El placer de nadar en invierno, caprichos que no entienden de estaciones
03 de Febrero 2026

Hay quien guarda el bañador cuando llegan los primeros fríos. Y luego están los que saben que el auténtico lujo no entiende de estaciones. Para ellos, para quienes no renuncian al placer de sumergirse en el agua, aunque el calendario marque invierno, existen lugares donde el baño sigue siendo un ritual posible. Ya sea bajo el sol suave de las islas o refugiado en una piscina climatizada mientras el frío queda al otro lado del cristal, Paradores convierte el baño en invierno en una experiencia memorable. Un gesto sencillo que se transforma en lujo, en cuidado personal y en una forma distinta de viajar.

Porque nadar en invierno es un capricho, y en Paradores sabemos cuidarlo. Descubre algunos destinos donde disfrutar del agua durante todo el año.

 

Cuando el invierno sabe a primavera

 

Hay destinos donde el sol no se esconde y donde el invierno se vive en manga corta, con cielos despejados y piscinas que esperan al viajero.

En el Parador de La Gomera, por ejemplo, el agua se funde con el horizonte atlántico todo el año y disfrutar de ello es posible siempre que quieras. Rodeado de jardines tropicales y con vistas al Teide, el baño aquí es casi meditativo. Un lugar para desconectar del mundo sin prisas.

Algo similar ocurre en el Parador de La Palma, donde la arquitectura tradicional canaria se abre a un entorno de palmeras, flores y brisa marina. Su piscina exterior invita a alargar el día, a quedarse un rato más bajo el cielo azul, incluso cuando en otros lugares el invierno aprieta.

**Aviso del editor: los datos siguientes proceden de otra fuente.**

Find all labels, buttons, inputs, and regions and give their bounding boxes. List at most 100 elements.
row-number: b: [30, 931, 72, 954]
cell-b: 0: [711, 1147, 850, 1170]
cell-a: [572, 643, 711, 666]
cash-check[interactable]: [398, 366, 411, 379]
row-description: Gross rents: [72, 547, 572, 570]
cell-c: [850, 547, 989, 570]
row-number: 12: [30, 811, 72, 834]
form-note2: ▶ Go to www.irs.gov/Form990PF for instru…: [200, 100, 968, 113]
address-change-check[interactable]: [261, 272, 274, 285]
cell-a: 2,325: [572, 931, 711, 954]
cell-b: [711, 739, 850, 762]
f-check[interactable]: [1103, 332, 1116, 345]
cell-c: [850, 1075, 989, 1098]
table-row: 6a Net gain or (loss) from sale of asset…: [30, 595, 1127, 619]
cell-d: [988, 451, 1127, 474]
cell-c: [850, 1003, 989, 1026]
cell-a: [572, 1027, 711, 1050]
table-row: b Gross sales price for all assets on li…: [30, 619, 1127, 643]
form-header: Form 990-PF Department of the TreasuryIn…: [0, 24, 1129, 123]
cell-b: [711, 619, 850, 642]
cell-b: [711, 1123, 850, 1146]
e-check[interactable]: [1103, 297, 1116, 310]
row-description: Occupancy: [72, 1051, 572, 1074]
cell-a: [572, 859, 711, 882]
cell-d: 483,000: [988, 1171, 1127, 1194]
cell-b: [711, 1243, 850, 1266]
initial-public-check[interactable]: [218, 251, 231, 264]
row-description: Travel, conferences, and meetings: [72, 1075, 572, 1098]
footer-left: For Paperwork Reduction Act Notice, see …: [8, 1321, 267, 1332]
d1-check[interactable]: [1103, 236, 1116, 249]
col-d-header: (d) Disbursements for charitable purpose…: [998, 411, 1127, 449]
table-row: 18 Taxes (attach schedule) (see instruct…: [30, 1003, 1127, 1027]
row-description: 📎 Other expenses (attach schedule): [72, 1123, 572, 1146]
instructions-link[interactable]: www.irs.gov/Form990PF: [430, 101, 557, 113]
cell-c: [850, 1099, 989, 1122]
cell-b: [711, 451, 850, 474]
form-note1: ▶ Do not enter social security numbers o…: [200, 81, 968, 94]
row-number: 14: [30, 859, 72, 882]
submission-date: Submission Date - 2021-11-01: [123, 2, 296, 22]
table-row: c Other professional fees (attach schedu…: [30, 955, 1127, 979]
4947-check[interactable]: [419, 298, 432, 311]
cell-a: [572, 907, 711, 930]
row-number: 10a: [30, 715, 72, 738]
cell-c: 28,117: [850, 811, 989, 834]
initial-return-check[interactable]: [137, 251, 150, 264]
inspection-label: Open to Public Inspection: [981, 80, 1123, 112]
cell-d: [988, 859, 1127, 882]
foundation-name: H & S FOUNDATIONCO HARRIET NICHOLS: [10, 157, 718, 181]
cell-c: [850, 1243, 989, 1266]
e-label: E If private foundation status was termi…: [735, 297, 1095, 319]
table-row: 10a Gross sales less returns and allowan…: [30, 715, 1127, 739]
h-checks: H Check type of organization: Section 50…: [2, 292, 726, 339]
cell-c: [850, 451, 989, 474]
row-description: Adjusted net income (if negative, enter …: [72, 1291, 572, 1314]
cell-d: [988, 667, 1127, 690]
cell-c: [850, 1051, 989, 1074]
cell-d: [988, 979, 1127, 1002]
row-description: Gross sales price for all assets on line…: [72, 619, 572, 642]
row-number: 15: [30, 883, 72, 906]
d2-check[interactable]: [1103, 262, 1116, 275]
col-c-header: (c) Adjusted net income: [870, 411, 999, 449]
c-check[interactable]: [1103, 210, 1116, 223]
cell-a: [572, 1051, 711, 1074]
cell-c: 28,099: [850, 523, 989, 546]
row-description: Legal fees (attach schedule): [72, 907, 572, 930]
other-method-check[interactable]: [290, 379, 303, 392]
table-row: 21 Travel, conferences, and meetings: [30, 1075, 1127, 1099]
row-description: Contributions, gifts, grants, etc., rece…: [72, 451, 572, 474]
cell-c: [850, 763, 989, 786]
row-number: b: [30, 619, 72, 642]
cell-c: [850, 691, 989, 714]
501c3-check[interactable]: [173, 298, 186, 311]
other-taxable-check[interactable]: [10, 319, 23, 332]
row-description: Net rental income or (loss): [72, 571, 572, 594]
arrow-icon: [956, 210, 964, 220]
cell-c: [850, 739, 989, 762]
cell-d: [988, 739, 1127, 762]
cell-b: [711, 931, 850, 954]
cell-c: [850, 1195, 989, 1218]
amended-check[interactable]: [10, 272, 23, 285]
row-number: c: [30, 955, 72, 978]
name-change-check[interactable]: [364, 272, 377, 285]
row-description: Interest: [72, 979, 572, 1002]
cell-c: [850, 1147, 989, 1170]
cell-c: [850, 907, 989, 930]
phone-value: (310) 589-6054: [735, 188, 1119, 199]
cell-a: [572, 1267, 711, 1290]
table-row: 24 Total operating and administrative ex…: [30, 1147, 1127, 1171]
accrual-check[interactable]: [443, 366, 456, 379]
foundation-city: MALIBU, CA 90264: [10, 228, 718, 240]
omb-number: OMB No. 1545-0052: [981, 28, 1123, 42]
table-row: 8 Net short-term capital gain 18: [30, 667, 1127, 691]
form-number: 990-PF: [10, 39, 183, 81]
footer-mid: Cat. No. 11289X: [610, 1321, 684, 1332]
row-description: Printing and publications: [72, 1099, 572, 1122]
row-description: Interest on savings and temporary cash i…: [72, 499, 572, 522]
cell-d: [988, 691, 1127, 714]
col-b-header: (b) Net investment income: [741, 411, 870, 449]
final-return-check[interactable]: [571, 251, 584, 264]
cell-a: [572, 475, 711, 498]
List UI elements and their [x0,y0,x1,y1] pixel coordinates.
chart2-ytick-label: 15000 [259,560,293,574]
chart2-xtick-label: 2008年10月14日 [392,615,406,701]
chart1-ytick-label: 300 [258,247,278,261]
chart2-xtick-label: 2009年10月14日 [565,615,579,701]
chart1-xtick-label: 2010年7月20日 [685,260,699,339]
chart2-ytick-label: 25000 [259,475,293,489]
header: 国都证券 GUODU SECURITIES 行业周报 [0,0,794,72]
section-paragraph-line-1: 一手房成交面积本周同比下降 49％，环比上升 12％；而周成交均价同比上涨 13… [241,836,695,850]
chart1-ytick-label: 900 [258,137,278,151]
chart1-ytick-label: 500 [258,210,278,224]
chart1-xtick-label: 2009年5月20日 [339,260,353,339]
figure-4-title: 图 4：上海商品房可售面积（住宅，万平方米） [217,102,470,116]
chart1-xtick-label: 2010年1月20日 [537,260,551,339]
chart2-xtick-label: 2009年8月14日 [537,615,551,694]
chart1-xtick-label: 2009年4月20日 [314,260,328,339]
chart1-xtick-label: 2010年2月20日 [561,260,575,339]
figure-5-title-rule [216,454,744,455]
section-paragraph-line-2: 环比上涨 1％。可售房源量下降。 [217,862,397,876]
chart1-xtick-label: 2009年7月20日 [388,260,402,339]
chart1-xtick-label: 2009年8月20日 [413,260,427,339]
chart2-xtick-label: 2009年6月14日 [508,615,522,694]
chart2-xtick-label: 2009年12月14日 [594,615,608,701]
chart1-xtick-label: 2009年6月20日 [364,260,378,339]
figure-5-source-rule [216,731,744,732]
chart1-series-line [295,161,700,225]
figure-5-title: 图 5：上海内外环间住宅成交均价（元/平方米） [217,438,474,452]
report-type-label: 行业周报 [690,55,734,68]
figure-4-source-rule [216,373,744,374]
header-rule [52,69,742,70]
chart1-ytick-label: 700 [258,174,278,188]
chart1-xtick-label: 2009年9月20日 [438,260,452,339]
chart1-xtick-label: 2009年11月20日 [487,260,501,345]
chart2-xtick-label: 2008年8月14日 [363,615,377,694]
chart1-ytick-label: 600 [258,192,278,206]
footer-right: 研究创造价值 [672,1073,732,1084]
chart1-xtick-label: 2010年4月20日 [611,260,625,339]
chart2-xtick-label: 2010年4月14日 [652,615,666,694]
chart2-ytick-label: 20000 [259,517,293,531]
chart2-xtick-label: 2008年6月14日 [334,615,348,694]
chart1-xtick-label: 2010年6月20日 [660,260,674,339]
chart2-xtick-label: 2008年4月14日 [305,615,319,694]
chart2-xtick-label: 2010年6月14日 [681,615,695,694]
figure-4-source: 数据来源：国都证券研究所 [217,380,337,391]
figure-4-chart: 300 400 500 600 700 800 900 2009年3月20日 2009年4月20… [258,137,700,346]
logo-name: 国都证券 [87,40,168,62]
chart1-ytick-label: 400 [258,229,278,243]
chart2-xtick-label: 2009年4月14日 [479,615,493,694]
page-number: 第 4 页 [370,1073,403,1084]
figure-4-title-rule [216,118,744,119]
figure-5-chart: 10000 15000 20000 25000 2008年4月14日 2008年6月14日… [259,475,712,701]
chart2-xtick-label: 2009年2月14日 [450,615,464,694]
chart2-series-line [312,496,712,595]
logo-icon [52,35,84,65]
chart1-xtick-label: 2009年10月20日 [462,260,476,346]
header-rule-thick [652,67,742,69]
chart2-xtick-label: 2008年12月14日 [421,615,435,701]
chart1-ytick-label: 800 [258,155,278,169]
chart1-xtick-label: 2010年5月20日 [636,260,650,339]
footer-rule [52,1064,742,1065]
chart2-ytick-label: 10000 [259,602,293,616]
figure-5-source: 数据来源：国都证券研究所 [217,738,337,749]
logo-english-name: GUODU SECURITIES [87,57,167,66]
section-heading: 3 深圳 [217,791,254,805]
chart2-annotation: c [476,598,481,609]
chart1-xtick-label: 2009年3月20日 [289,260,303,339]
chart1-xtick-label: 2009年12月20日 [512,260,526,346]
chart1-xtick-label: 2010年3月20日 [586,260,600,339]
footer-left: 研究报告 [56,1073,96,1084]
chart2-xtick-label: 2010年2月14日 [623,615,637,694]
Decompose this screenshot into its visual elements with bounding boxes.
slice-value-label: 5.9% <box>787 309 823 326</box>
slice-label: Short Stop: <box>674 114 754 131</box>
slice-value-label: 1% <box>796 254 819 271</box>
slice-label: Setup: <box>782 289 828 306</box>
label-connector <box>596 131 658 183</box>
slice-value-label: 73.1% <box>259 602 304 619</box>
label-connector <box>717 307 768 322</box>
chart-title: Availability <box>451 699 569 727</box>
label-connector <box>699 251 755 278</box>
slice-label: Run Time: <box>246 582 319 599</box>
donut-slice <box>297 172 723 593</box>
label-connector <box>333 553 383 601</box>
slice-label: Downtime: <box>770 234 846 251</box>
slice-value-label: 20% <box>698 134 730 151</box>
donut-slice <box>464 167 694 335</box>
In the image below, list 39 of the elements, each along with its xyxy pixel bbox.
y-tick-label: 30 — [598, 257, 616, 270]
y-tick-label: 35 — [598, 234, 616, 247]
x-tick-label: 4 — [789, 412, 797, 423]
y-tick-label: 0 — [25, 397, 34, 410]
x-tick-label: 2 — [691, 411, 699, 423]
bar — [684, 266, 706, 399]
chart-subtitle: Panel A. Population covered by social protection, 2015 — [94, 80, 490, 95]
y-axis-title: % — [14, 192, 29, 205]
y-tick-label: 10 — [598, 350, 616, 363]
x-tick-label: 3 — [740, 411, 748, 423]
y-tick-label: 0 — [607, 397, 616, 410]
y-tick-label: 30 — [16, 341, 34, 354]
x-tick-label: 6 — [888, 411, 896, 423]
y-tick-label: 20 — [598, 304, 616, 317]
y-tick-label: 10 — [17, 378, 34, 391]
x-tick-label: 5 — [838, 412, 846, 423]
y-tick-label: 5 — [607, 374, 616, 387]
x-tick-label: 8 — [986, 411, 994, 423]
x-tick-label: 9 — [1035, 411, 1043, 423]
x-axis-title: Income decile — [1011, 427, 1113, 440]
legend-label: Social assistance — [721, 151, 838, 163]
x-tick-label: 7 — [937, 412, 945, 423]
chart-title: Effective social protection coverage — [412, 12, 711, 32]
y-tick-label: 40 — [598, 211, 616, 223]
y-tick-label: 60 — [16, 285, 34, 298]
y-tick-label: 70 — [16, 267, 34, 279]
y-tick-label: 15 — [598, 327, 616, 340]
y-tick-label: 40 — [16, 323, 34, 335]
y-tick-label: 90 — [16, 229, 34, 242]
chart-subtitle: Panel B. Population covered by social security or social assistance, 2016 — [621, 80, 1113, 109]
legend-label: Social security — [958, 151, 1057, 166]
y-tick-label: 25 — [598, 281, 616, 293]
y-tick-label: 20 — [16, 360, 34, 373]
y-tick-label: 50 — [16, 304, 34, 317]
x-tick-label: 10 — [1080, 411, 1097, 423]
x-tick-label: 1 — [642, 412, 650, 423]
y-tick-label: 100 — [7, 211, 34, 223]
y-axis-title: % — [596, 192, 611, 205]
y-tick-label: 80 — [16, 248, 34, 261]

En la península, el invierno también puede ser amable. Y eso es lo que te puedes encontrar en el Parador de Málaga Gibralfaro. Suspendido sobre la ciudad, regala uno de esos momentos que se recuerdan durante años. Sumergirse en su piscina mientras Málaga se extiende a tus pies, el puerto brilla y el Mediterráneo acompaña es un lujo urbano que no encontrarás fácilmente.

Y para quienes buscan naturaleza abierta y horizontes infinitos, además de una buena piscina, el Parador de Mazagón ofrece todo eso frente al Atlántico, entre pinares y playas vírgenes. Aquí el baño es salvaje y calmado a la vez, una extensión natural del paisaje que lo rodea.

 

El refugio perfecto: piscinas cubiertas para el invierno más auténtico

 

Pero no todos huyen del frío. Hay viajeros que lo disfrutan, que buscan cielos grises, paseos con abrigo y chimeneas encendidas. Para ellos, el verdadero placer está en el contraste, salir del frío para entrar y sumergirte en agua templada.

En el Parador de Tordesillas, el invierno se vive con calma castellana. Tras recorrer su entorno histórico o pasear por sus jardines, la piscina climatizada, junto con la sauna y el baño turco, se convierte en un oasis de bienestar que invita a parar el tiempo.

Mientras que, en el Parador de Lorca, incluso cuando la temperatura exterior regala momentos de suavidad, el valor del refugio permanece intacto. La historia, el silencio del castillo y su piscina interior crean el escenario perfecto para relajarse mientras, fuera, el viento recorre las murallas.

Más al norte, en Asturias, el monumental Parador de Corias transforma el invierno en recogimiento. Antiguo monasterio del siglo XI, su piscina climatizada ofrece el contrapunto ideal a los días de niebla, lluvia serena y paseos junto al río.

Y en el Parador de Segovia, con sus vistas privilegiadas sobre la ciudad, permite disfrutar del agua incluso cuando el frío envuelve el paisaje castellano o lo cubre con un delicado manto blanco.

Por último, en los Pirineos, el Parador de La Seu d’Urgell propone una experiencia plenamente invernal: montaña, naturaleza y descanso. Su piscina climatizada es el lugar perfecto para relajarse tras una jornada al aire libre, mientras el invierno se hace notar fuera, dentro, todo es calma.